Dishes like pierogi (delicious potato and cheese dumplings), potato pancakes, cabbage leaves stuffed with minced meat, kasha, sauerkraut, all topped with sour cream are commonplace throughout Central Europe, though they may be called by different names depending on the country.
Hungarian cuisine is defined by paprika and peppers, with notable dishes including chicken paprikash, goulash, and the popular street snack of langos. Food in Hungary can be quite a bit more flavourful and spicy compared to the rest of Central Europe so it can be a welcome break from the bland world of boiled potatoes!
Safety isn’t something to worry too much about during your Central Europe travel as long as you exercise some common sense. The most trouble you’re likely to encounter is in the nightlife areas of larger cities such as Prague, Krakow, and Budapest. Avoid walking home drunk or flashing around valuables and read up on common scams that are prevalent in these countries. One example is if a pretty woman convinces you to go into a specific bar and makes you buy her drinks, then you might be left with a huge bar bill that a couple of local “enforcers” will make you pay!
Another thing to consider when travelling in Central Europe is travel insurance. We personally used World Nomads however it’s important to read the policy details to ensure it’s right for you. Click here to get a quote from World Nomads.

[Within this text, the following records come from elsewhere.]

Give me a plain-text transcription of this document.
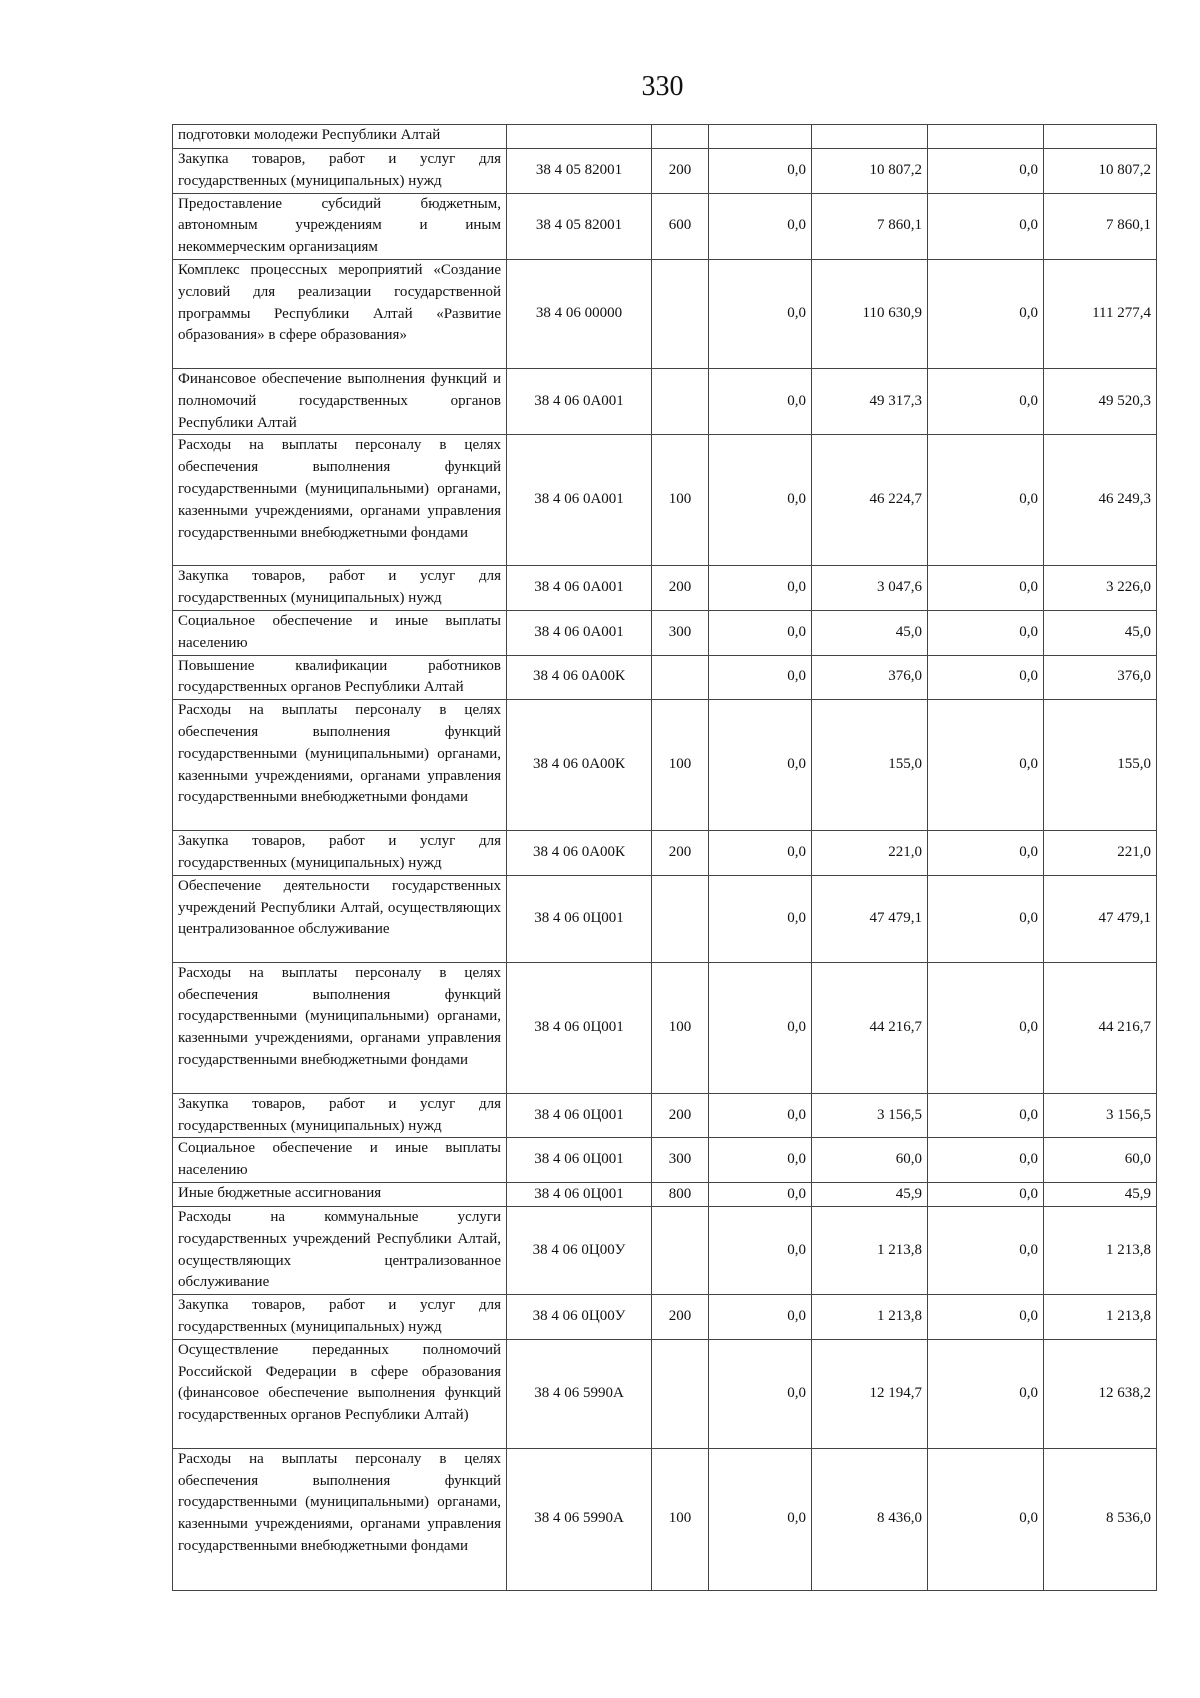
330
подготовки молодежи Республики Алтай						
Закупка товаров, работ и услуг для государственных (муниципальных) нужд	38 4 05 82001	200	0,0	10 807,2	0,0	10 807,2
Предоставление субсидий бюджетным, автономным учреждениям и иным некоммерческим организациям	38 4 05 82001	600	0,0	7 860,1	0,0	7 860,1
Комплекс процессных мероприятий «Создание условий для реализации государственной программы Республики Алтай «Развитие образования» в сфере образования»	38 4 06 00000		0,0	110 630,9	0,0	111 277,4
Финансовое обеспечение выполнения функций и полномочий государственных органов Республики Алтай	38 4 06 0А001		0,0	49 317,3	0,0	49 520,3
Расходы на выплаты персоналу в целях обеспечения выполнения функций государственными (муниципальными) органами, казенными учреждениями, органами управления государственными внебюджетными фондами	38 4 06 0А001	100	0,0	46 224,7	0,0	46 249,3
Закупка товаров, работ и услуг для государственных (муниципальных) нужд	38 4 06 0А001	200	0,0	3 047,6	0,0	3 226,0
Социальное обеспечение и иные выплаты населению	38 4 06 0А001	300	0,0	45,0	0,0	45,0
Повышение квалификации работников государственных органов Республики Алтай	38 4 06 0А00К		0,0	376,0	0,0	376,0
Расходы на выплаты персоналу в целях обеспечения выполнения функций государственными (муниципальными) органами, казенными учреждениями, органами управления государственными внебюджетными фондами	38 4 06 0А00К	100	0,0	155,0	0,0	155,0
Закупка товаров, работ и услуг для государственных (муниципальных) нужд	38 4 06 0А00К	200	0,0	221,0	0,0	221,0
Обеспечение деятельности государственных учреждений Республики Алтай, осуществляющих централизованное обслуживание	38 4 06 0Ц001		0,0	47 479,1	0,0	47 479,1
Расходы на выплаты персоналу в целях обеспечения выполнения функций государственными (муниципальными) органами, казенными учреждениями, органами управления государственными внебюджетными фондами	38 4 06 0Ц001	100	0,0	44 216,7	0,0	44 216,7
Закупка товаров, работ и услуг для государственных (муниципальных) нужд	38 4 06 0Ц001	200	0,0	3 156,5	0,0	3 156,5
Социальное обеспечение и иные выплаты населению	38 4 06 0Ц001	300	0,0	60,0	0,0	60,0
Иные бюджетные ассигнования	38 4 06 0Ц001	800	0,0	45,9	0,0	45,9
Расходы на коммунальные услуги государственных учреждений Республики Алтай, осуществляющих централизованное обслуживание	38 4 06 0Ц00У		0,0	1 213,8	0,0	1 213,8
Закупка товаров, работ и услуг для государственных (муниципальных) нужд	38 4 06 0Ц00У	200	0,0	1 213,8	0,0	1 213,8
Осуществление переданных полномочий Российской Федерации в сфере образования (финансовое обеспечение выполнения функций государственных органов Республики Алтай)	38 4 06 5990А		0,0	12 194,7	0,0	12 638,2
Расходы на выплаты персоналу в целях обеспечения выполнения функций государственными (муниципальными) органами, казенными учреждениями, органами управления государственными внебюджетными фондами	38 4 06 5990А	100	0,0	8 436,0	0,0	8 536,0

Central Europe Travel: Country by Country
Currency: Czech koruna (€1 = 26 CZK)
Religion: Majority have no religious affiliation
- Prague – Czech capital famous for its beautiful Old Town, Prague Castle and bustling nightlife
- Olomouc – the undiscovered gem of the Czech Republic with a beautiful Old Town, large student population and few tourists
- Brno – second largest city in the Czech Republic and capital of Moravian culture
Currency: Hungarian Forint (€1 = 303 HUF)
Religion: Majority Catholic with Protestant and Jewish minorities
- Budapest – Hungary’s amazing capital with enough attractions and things to do to keep a traveller occupied for days.
- Pécs – undiscovered city in the south west of Hungary with a large student population and beautiful Old Town
Currency: Polish Zloty (€1 = 4.3 PLN)
Religion: Catholic majority
- Krakow – Poland’s most popular city for visitors with a beautiful medieval Old Town and famous nightlife
- Wroclaw – a lively city with a large youthful population meaning there are plenty of cool things to do
- Poznan – a less touristy Polish city with an interesting city centre and near Wielkopolski National Park
- Warsaw – Polish capital that was largely destroyed during WWII with a number of interesting museums
Religion: Catholic majority with Protestant minority
- Bratislava – Slovak capital with a number of castles and churches to explore in the Old Town
- Ždiar – small town in the Tatra Mountains which is a perfect base for hiking and skiing
Central Europe is one of the best regions to travel on the continent. Met with the ease of travel in the EU and Schengen-area countries, but still with a unique culture and history set alongside some of the most beautiful cities and towns in the world — Central Europe travel can be one of the most rewarding experiences ever. While the region certainly is growing in popularity, there are still so many undiscovered places and it is very easy to get off the beaten track!